Frank Nobilo Talks About Full-Time Move To CBS' Golf Coverage
Frank Nobilo will officially join CBS' PGA Tour coverage on a full-time basis in '20, a promotion that gives the analyst a chance to fully focus on live coverage after a decade-plus doing studio work at Golf Channel. Nobilo, whose role is still being finalized, had been balancing his Golf Channel duties with a part-time role at CBS over the past five seasons. "It was tough to try and go on both sides of the ship," he said. "You have to be out there on a regular basis because the game changes at such a great speed." Nobilo took THE DAILY through his expectations for the CBS role, whether he feels pressure over filling the void left by the departures of Peter Kostis and Gary McCord, and how he will look to improve the net's Tour coverage as the next round of media rights negotiations develop. Below are excerpts from the Q&A, some of which have been edited for clarity and brevity.
* Leaving Golf Channel: I try to think of it as opening another door rather than closing one. It was a great environment to learn studio work. I was lucky enough to work with my producer (Keith Hirshland). I still remember him saying, "If you've got something more important to say than the shot being hit, you should find another job." It took me a few weeks to figure that out, and I still think we break that rule way too often today. A viewer wants to see that shot. Our job is to fill in the gaps. ... It's bittersweet. There's a lot of people on the other side of the camera that never get seen. ... They know that they're a friendly face for the rest of my life.
* Details on his CBS role: What I'm led to believe is it's probably going to be the tower at this stage. Like a lot of the networks, everybody's concerned about the TV deals going forward. It would be wise of CBS or NBC or whoever else is going to cover it to be thinking about the way the viewer wants to hear golf being called. The game itself isn't changing. But now we have technology -- ProTracer, Trackman, all these other things -- that help the show.

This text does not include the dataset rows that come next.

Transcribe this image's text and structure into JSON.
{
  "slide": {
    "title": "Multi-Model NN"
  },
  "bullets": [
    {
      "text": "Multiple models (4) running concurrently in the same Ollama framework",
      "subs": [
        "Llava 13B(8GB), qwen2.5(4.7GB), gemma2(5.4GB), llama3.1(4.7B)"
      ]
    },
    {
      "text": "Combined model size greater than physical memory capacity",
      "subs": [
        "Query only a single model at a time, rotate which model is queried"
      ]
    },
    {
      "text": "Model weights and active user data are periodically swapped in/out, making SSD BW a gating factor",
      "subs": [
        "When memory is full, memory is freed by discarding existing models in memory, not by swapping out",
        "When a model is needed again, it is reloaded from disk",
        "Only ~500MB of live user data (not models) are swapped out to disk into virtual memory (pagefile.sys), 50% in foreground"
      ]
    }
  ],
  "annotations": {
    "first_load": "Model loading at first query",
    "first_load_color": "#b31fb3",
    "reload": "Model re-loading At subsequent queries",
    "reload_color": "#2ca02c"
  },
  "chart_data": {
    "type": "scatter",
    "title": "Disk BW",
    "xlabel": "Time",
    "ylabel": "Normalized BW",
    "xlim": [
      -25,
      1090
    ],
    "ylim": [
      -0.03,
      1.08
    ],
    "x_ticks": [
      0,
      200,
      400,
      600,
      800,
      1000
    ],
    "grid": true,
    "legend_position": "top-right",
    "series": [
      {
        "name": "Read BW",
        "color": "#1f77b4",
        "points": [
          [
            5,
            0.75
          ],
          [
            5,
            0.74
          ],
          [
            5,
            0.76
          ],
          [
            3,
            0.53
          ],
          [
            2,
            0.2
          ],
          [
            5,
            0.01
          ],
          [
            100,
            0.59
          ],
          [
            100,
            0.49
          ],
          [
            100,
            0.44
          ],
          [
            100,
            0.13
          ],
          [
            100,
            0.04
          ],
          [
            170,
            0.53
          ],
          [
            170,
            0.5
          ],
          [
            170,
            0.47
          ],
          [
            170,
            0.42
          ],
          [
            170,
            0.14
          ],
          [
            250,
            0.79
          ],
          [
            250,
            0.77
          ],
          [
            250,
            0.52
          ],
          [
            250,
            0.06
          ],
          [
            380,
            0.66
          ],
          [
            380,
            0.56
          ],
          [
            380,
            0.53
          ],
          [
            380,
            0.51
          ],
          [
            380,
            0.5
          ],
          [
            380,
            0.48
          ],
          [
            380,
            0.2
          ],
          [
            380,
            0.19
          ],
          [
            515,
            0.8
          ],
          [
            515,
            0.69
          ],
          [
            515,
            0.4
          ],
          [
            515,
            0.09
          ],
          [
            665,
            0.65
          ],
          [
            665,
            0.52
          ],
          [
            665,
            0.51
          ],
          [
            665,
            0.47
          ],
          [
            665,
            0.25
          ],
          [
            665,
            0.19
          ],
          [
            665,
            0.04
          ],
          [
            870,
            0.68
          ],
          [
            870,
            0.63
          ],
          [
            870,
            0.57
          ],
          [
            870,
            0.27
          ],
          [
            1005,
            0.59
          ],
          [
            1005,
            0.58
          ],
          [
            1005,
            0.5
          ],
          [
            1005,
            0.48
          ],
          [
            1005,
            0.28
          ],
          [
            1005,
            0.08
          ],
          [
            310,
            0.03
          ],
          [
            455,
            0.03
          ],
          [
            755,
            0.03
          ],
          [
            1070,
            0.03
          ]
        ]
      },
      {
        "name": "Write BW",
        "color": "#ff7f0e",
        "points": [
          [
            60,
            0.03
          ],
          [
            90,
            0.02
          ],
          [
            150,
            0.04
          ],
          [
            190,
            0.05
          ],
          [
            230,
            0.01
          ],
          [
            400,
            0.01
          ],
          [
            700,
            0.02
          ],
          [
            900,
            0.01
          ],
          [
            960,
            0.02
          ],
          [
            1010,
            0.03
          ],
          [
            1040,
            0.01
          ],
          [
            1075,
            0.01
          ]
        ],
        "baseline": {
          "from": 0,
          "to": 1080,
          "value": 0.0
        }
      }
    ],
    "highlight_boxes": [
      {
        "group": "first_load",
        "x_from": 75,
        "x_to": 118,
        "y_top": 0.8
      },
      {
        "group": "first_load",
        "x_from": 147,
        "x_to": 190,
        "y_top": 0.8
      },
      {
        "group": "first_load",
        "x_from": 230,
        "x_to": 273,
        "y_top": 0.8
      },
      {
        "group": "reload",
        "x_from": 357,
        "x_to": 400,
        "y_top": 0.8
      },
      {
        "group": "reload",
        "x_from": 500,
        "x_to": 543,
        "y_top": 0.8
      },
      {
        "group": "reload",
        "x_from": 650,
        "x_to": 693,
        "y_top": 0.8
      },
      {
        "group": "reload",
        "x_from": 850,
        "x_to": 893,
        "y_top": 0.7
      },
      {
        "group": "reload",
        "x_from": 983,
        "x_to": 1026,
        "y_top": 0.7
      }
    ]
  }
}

Do you stick with the old tower system? Or do you change it up? It will change, it will evolve. (CBS) is looking at their own golf coverage like everyone else is, and should be. ... It's going to be fun to go forward and try things.
* Pressure following Kostis and McCord: It's very tough to replace those people. You have to be different. You can't copy the way they did it. ... Nothing lasts forever. But I've been lucky enough to work alongside them. They served golf extremely well.
* Working with CBS producer Lance Barrow: Lance was one of the reasons I got involved with CBS five years ago. He has a different producing style, amazing memory. CBS is a different type of unit. There's a lot of laughter. There just seems to be a little less reverence in the truck, which is good. That's the more the way I was brought up. ... He and (NBC's) Tommy Roy have been the two best producers in golf for so long. I've been lucky enough to work for both of them. They're right on the money when the ball is in the air.
* Advice he would give to Michelle Wie as she enters broadcasting: She has the luxury, and it was a curse at the time, of being this teenage phenom. She didn't necessarily flame out, but the work ethic, the criticism, the compliments -- there was all of that, and yet she still managed to keep her feet on the ground. The way in which the game is today, it's so attractive and lucrative to a younger generation. She's a perfect link because people are going to fall prey to just about everything she's already experienced. She's still barely 30 years of age. That's a unique side she's going to bring. She has a vault of information that, should she care to share it, I think will be well-received.